Pour Couples et Familles, la manière d’appréhender la sexualité doit elle aussi être remise en cause. Que de blocages subsistent encore, notamment vis-à-vis de l’homosexualité ou des approches de genre ! Si les choses ont évolué depuis les années 50, la méfiance vis-à-vis de la sexualité reste malgré tout souvent de mise dans les discours de l’Eglise.
Plus fondamentalement, c’est sans doute toute la conception du pouvoir au sein de l’Eglise catholique qui devrait être remise en cause. Comment encore prétendre au vingt-et-unième siècle que l’accès à la prêtrise doit être réservé aux seuls hommes et que l’exercice du pouvoir doit reposer sur une vision pyramidale ?
Bien sûr, cela ne supprimerait pas encore le problème des abus sexuels, en particulier vis-à-vis des enfants. Les déviances existeront toujours.

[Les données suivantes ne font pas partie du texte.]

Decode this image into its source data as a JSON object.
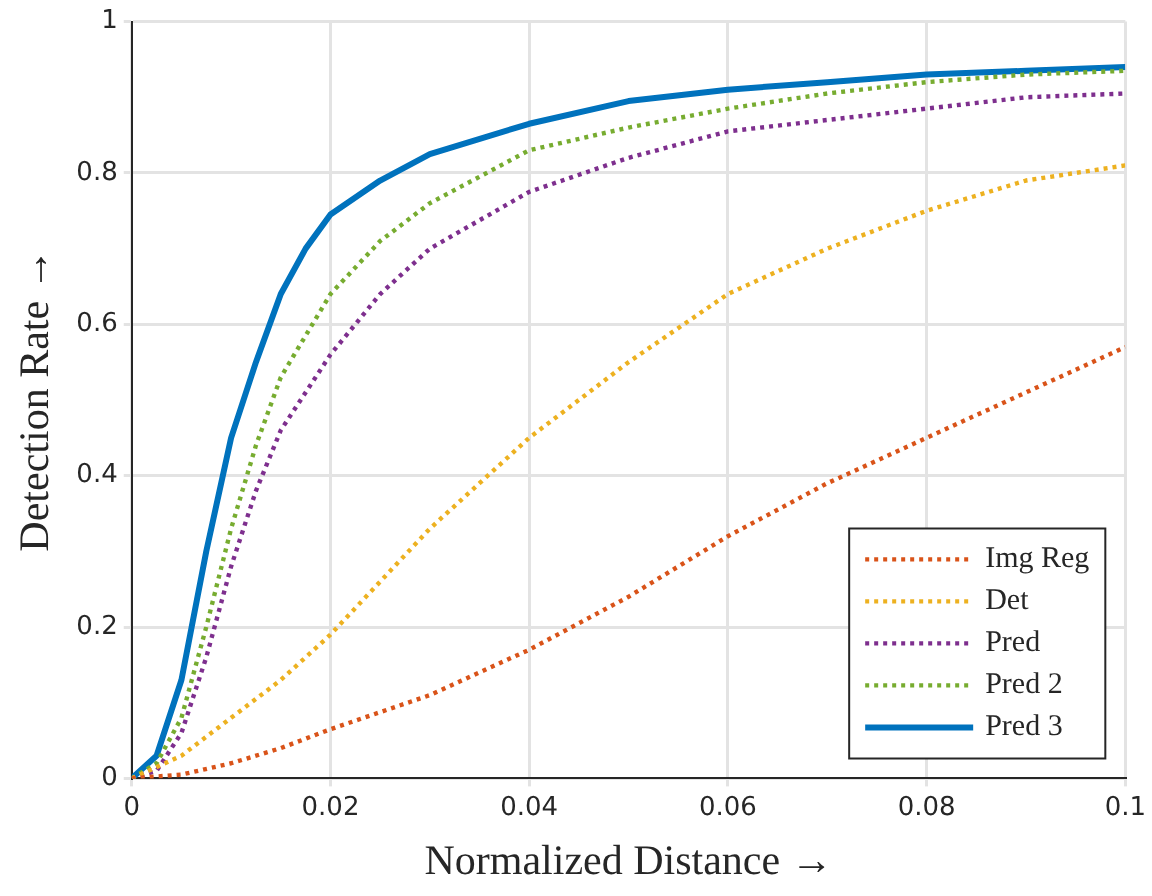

Les agressions à l’encontre de femmes révélées suite à l’affaire Wenstein montrent assez que toute situation de pouvoir peut inciter certains à laisser libre cours à leurs pulsions déviantes et irrespectueuses de la dignité des personnes. [3]

 

 

 

 

 


[1] Yvonne Rousseau, Pédophilie. Prévenir pour ne pas avoir à guérir !, coédition Jeunesse et Droit et Feuilles Familiales, 1997.
[2] Pourquoi un si long silence ? Eglise, pédophilie, abus sexuels et maltraitance.
[3] Analyse rédigée par José Gérard.